Betapapun mayoritas umat Islam menjadi costumer model judi tersebut, akan
tetapi sikap resmi umat Islam memprotes, bahkan menolak model-model judi
tersebut. Suara resmi umat Islam mengharamkan judi tersebut.
Berhadapan dengan resistensi umat Islam
tersebut, kebijakan resmi MUI hanyalah memilih diam diantara polemik yang
sedang berkembang. Sebaliknya, MUI malah membuat saluran lain untuk
melegitimasi judi Porkas. Misalnya, Ketua Komisi Fatwa MUI Pusat pada masa itu,
Ibrahim Hosen, secara eksplisit menjelaskan pandangannya tentang halalnya
Porkas. Menurut ulama pakar perbandingan mazhab tersebut, Porkas tidak bisa
disamakan dengan judi dan karena itu tidak dapat diberi status haram. Meski
sikap keagamaan tersebut ditegaskan sebagai pendapat pribadi Ibrahim Hosen,
akan tetapi memperhatikan posisinya sebagai ketua Komisi Fatwa MUI, masyarakat
tetap dengan mudah menyimpulkan bahwa sikap Ibrahim Hosen merupakan sikap resmi
MUI.
Di awal dekade 1990-an, terjadi gelombang
aksi mahasiswa menentang judi SDSB. Aksi tersebut berjalan massif dan sempat
menggoncang pemerintahan Orde Baru. MUI tidak punya pilihan kecuali merespon
desakan masyarakat tersebut dengan fatwa resmi. Dan baru pada 23 November 1991,
MUI mengeluarkan fatwa bahwa judi lotere (SDSB) banyak mudharatnya dan hukumnya
haram.
Dua kasus tersebut cukup menggambarkan
bagaimana peran dan fungsi MUI benar-benar dikendalikan oleh kepentingan
politik Orde Baru. Pemerhati semisal Hooker dan Mudzhar cenderung memandang MUI
tidak berdaya menghadapi tekanan pemerintah Orde Baru, sehingga peran dan
fungsi keagamaannya direduksi menjadi pemberi legitimasi keagamaan terhadap kebijakan-kebijakan
pemerintah. Menurut Ahmad Zainul Hamdi, konformitas MUI terhadap kebijakan
pemerintah sebagaimana tampak pada dua kasus di atas, cenderung dilakukan
dengan dua pola. Pertama, MUI mengembangkan pola diamatau bersikap abstain
dalam sebuah kasus yang dilematis seperti judi lotere. Sikap diam atau abstain
MUI dalam kasus-kasus krusial dapat diterjemahkan sebagai dukungan pasif MUI
terhadap kebijakan bermasalah. Kedua, MUI memberi fatwa yang bersifat
supportive terhadap kebijakan pemerintah.
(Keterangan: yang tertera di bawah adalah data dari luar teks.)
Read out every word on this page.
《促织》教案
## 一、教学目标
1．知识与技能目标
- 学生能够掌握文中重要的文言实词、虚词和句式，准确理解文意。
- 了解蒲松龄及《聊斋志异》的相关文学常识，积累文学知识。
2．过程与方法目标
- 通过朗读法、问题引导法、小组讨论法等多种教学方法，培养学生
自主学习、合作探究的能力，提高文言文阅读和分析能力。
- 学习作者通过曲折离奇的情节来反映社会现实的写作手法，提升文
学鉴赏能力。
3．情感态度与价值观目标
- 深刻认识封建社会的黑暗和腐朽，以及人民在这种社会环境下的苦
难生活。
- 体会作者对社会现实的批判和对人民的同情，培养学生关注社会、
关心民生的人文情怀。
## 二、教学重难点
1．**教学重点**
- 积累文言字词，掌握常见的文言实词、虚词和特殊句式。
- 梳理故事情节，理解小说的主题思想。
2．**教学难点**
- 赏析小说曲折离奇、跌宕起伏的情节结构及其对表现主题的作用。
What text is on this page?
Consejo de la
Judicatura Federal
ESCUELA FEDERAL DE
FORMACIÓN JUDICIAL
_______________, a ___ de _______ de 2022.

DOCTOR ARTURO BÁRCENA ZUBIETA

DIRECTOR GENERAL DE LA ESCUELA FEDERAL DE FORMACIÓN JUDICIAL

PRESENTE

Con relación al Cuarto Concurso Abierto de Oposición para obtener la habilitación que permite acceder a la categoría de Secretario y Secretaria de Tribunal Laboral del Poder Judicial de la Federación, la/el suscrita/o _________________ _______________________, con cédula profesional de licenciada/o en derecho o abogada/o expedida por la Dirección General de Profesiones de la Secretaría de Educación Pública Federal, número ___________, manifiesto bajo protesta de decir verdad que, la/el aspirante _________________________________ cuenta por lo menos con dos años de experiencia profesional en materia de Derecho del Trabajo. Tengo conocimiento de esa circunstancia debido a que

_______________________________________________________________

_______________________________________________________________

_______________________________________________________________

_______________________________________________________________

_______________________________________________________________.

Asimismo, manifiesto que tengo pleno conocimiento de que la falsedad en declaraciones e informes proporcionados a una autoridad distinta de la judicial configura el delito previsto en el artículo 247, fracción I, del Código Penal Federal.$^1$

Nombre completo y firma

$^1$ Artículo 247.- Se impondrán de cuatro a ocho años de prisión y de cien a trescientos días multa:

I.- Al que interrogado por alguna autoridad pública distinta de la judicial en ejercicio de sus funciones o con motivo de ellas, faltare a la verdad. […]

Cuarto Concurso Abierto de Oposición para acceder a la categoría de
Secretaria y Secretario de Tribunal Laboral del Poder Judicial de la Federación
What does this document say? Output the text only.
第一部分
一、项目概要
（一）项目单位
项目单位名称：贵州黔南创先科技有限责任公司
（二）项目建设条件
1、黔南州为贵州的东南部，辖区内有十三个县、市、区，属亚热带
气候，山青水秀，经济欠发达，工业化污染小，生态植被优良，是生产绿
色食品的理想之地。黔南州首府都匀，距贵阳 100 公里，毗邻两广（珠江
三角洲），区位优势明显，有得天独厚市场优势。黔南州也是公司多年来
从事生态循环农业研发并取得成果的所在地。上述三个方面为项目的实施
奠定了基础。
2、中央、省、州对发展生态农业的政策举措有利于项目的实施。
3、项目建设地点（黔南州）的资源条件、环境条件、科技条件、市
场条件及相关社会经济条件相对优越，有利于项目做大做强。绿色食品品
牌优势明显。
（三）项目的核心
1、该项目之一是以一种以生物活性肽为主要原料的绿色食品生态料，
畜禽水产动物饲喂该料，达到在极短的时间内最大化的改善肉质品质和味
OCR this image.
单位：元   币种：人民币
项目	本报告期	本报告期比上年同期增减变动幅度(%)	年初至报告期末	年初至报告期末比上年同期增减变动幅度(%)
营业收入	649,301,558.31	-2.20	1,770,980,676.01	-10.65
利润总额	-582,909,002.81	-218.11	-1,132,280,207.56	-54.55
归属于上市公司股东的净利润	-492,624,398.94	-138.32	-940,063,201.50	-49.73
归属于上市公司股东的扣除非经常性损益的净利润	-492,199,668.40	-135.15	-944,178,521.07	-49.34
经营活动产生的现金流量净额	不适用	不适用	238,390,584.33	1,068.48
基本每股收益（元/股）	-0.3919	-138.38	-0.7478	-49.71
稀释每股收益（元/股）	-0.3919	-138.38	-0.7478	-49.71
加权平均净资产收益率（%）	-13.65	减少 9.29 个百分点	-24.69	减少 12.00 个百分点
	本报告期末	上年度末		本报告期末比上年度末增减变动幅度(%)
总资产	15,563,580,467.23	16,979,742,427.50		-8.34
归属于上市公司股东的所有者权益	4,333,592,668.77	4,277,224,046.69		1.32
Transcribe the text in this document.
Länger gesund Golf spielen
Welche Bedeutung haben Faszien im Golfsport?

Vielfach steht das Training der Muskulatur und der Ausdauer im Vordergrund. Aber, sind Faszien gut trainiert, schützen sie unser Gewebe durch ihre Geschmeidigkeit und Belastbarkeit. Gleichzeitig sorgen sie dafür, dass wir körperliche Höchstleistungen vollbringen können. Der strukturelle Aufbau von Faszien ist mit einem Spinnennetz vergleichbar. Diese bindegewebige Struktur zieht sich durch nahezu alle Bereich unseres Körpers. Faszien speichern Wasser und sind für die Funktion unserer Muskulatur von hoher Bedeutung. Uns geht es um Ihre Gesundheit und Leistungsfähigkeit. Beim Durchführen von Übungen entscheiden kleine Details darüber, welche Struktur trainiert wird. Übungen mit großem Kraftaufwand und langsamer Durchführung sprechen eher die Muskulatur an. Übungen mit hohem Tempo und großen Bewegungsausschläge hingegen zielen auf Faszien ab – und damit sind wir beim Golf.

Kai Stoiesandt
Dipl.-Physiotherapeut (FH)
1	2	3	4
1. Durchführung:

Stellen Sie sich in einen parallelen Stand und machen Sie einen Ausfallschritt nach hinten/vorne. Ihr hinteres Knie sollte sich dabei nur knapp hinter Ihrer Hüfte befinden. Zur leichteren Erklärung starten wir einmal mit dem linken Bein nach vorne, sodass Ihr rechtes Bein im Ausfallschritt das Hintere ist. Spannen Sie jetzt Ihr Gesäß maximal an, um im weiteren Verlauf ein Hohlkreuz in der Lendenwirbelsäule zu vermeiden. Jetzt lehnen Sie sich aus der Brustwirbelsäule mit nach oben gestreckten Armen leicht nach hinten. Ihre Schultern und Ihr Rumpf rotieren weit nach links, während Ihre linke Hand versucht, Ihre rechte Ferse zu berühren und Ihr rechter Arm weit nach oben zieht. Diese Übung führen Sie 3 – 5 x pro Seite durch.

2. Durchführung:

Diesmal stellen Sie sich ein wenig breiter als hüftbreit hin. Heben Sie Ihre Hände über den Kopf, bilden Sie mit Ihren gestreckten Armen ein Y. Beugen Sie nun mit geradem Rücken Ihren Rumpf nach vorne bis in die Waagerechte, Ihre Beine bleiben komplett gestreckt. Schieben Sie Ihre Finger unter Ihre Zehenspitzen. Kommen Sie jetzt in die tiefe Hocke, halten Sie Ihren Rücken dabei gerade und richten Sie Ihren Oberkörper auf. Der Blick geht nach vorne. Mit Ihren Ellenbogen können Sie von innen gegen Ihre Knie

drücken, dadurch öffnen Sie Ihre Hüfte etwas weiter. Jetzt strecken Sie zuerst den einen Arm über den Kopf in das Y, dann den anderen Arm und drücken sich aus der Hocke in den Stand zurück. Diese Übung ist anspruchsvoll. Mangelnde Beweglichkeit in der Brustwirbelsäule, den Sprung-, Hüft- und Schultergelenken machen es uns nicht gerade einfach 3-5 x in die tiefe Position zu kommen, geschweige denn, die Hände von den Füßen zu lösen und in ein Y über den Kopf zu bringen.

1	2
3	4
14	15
Demikianlah gambaran umum MUI yang senantiasa
tunduk terhadap kebijakan pemerintah Orde Baru. Selama periode ini, citra MUI
tidak pernah lepas dari kebijakan-kebijakan resmi pemerintah. Sebagai lembaga
keagamaan, MUI merupakan lembaga yang dirawat oleh Orde Baru untuk kepentingan penyuksesan
program-program pembangunanisme-nya.